From the Newsletter | A Jewish State, but What Kind?

By | Feb 03, 2022
From the Newsletter

This piece is adapted from Moment’s flagship newsletter, Moment Minute. Sign up here.


Are Jews a people, a race, an ethnic group, a nation, a state? All, or maybe none, of the above? A hardy perennial, the question’s just had another explosive public airing with Whoopi Goldberg’s badly-received comments about whether the Holocaust was “about racism.”

Whatever the rights and wrongs of this particular dust-up, anyone who thinks that Jewish peoplehood is a straightforward matter, or one that has ever commanded widespread agreement, can learn otherwise from Marshall Breger’s opinion column in our Winter issue, “A Jewish State, But What Kind?” Breger reaches back to the State of Israel’s earliest days and the start of a tug-of-war between Jewish religion and Jewish peoplehood that persists to this day in political arguments over “who is a Jew” and who can settle in Israel. Breger reminds us of the strange case of “Brother Daniel,” born Jewish in Poland, who converted to Catholicism during World War II, became a priest and in 1962 sought to immigrate to Israel under the Law of Return to practice Catholic ministry. Who was entitled to rule on Brother Daniel’s Jewishness, and with reference to whose legal frameworks?

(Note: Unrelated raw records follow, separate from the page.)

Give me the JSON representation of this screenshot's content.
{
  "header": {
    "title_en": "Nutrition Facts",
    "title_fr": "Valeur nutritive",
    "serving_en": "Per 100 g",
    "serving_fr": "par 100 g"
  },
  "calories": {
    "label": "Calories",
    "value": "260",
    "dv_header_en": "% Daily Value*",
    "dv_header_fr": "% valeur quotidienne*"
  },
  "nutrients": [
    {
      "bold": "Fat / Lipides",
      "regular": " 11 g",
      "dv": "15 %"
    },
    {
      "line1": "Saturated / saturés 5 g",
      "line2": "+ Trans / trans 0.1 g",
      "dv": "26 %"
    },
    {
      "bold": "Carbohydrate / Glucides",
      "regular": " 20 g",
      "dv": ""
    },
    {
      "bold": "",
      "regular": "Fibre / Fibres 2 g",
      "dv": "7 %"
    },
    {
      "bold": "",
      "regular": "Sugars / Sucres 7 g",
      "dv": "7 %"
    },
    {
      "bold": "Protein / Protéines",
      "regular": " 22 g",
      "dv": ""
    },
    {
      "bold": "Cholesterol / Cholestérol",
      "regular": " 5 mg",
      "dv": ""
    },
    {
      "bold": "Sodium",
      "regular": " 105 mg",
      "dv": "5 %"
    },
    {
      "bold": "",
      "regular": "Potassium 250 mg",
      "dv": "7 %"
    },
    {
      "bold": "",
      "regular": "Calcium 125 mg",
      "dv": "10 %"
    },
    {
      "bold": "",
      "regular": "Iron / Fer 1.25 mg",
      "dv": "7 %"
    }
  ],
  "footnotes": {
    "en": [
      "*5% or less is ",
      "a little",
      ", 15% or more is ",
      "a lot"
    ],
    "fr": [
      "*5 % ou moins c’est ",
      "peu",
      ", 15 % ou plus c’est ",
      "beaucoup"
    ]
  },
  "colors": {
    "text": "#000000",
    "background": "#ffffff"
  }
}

You’ll get quite another take on Jewish peoplehood from Letty Cottin Pogrebin, who starts her column “Dinners and Dialogues Are Not Enough” with the confession that “I’ve been obsessed with Black-Jewish relations for half a century.” A veteran of generations of idealistic dialogue and repeated fallings-out between representatives of two groups who you’d think would be natural allies, Pogrebin nowadays looks for hope in an aspect of the Jewish community that was until recently much underappreciated. The future of understanding, if there is one, she believes, lies with Jews of color, people who may carry both the Black and Jewish experience in their own histories and identities. Will the community as a whole finally listen and internalize these new dimensions of the Jewish people’s identity?

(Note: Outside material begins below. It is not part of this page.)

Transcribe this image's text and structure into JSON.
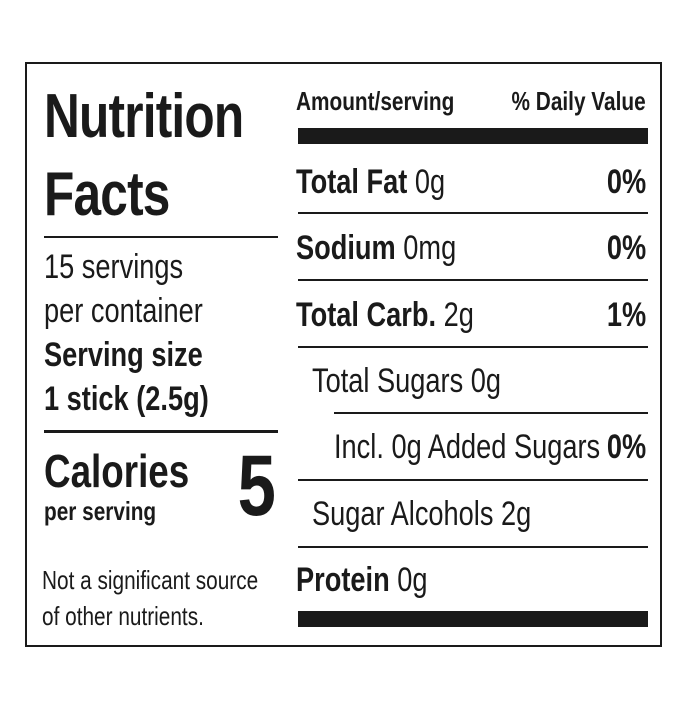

Even those who embrace Jewish identity in its most intense and vociferous forms are not immune to ambiguity and complication. Naomi Ragen’s “Blinded by a Black Hat” recounts the seeming inability of Israel’s police to muster more than a tepid response to allegations of truly heinous acts—sexual abuse, medical fraud, even incitement to murder—by a rabbi once seen as an inspirational Hasidic leader. And back in America, longtime sociological observer Steven Windmueller, who just edited a volume of essays called The Impact of the Presidency of Donald Trump on American Jewry and Israel, sits for an opinion interview in which he predicts that even pro-Trump Jewish Republicans may, just conceivably, be moving on.

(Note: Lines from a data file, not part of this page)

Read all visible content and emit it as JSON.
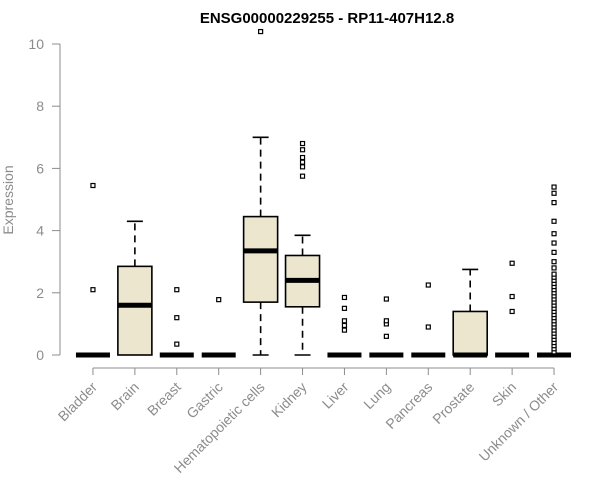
{
  "chart_data": {
    "type": "box",
    "title": "ENSG00000229255 - RP11-407H12.8",
    "xlabel": "",
    "ylabel": "Expression",
    "ylim": [
      0,
      10
    ],
    "yticks": [
      0,
      2,
      4,
      6,
      8,
      10
    ],
    "box_fill": "#ede6cf",
    "axis_color": "#8c8c8c",
    "categories": [
      "Bladder",
      "Brain",
      "Breast",
      "Gastric",
      "Hematopoietic cells",
      "Kidney",
      "Liver",
      "Lung",
      "Pancreas",
      "Prostate",
      "Skin",
      "Unknown / Other"
    ],
    "boxes": [
      {
        "min": 0,
        "q1": 0,
        "median": 0,
        "q3": 0,
        "max": 0,
        "outliers": [
          2.1,
          5.45
        ]
      },
      {
        "min": 0,
        "q1": 0,
        "median": 1.6,
        "q3": 2.85,
        "max": 4.3,
        "outliers": []
      },
      {
        "min": 0,
        "q1": 0,
        "median": 0,
        "q3": 0,
        "max": 0,
        "outliers": [
          0.35,
          1.2,
          2.1
        ]
      },
      {
        "min": 0,
        "q1": 0,
        "median": 0,
        "q3": 0,
        "max": 0,
        "outliers": [
          1.78
        ]
      },
      {
        "min": 0,
        "q1": 1.7,
        "median": 3.35,
        "q3": 4.45,
        "max": 7.0,
        "outliers": [
          10.4
        ]
      },
      {
        "min": 0,
        "q1": 1.55,
        "median": 2.4,
        "q3": 3.2,
        "max": 3.85,
        "outliers": [
          5.75,
          6.05,
          6.2,
          6.35,
          6.6,
          6.8
        ]
      },
      {
        "min": 0,
        "q1": 0,
        "median": 0,
        "q3": 0,
        "max": 0,
        "outliers": [
          0.8,
          0.95,
          1.1,
          1.5,
          1.85
        ]
      },
      {
        "min": 0,
        "q1": 0,
        "median": 0,
        "q3": 0,
        "max": 0,
        "outliers": [
          0.6,
          1.0,
          1.1,
          1.8
        ]
      },
      {
        "min": 0,
        "q1": 0,
        "median": 0,
        "q3": 0,
        "max": 0,
        "outliers": [
          0.9,
          2.25
        ]
      },
      {
        "min": 0,
        "q1": 0,
        "median": 0,
        "q3": 1.4,
        "max": 2.75,
        "outliers": []
      },
      {
        "min": 0,
        "q1": 0,
        "median": 0,
        "q3": 0,
        "max": 0,
        "outliers": [
          1.4,
          1.88,
          2.95
        ]
      },
      {
        "min": 0,
        "q1": 0,
        "median": 0,
        "q3": 0,
        "max": 0,
        "outliers": [
          0.1,
          0.2,
          0.3,
          0.4,
          0.5,
          0.6,
          0.7,
          0.8,
          0.9,
          1.0,
          1.1,
          1.2,
          1.3,
          1.4,
          1.5,
          1.6,
          1.7,
          1.8,
          1.9,
          2.0,
          2.1,
          2.2,
          2.3,
          2.4,
          2.5,
          2.6,
          2.8,
          3.0,
          3.3,
          3.6,
          3.9,
          4.3,
          4.9,
          5.2,
          5.4
        ]
      }
    ]
  }
}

Want more complexity? Us, too. It’s Moment’s appetite for complexity and shades of gray that keeps us asking questions. In this issue, we ask the rabbis, “Is compromise a Jewish virtue?” (Their response: Well, yes and no.) And in Moment Debate, we ask two experts—in this case, they’re also rabbis—whether an abortion ban would curtail Jewish religious freedom, in light of the generally nuanced view that even the most Orthodox and stringent Jewish rabbinical authorities take on permitting at least some abortions.

In my previous career as an editorial writer, I once threatened to have t-shirts made for the staff bearing the motto, “The Truth Lies Somewhere In Between.” While it’s not always true, keeping it in mind makes life (and journalism) more interesting. Happy reading!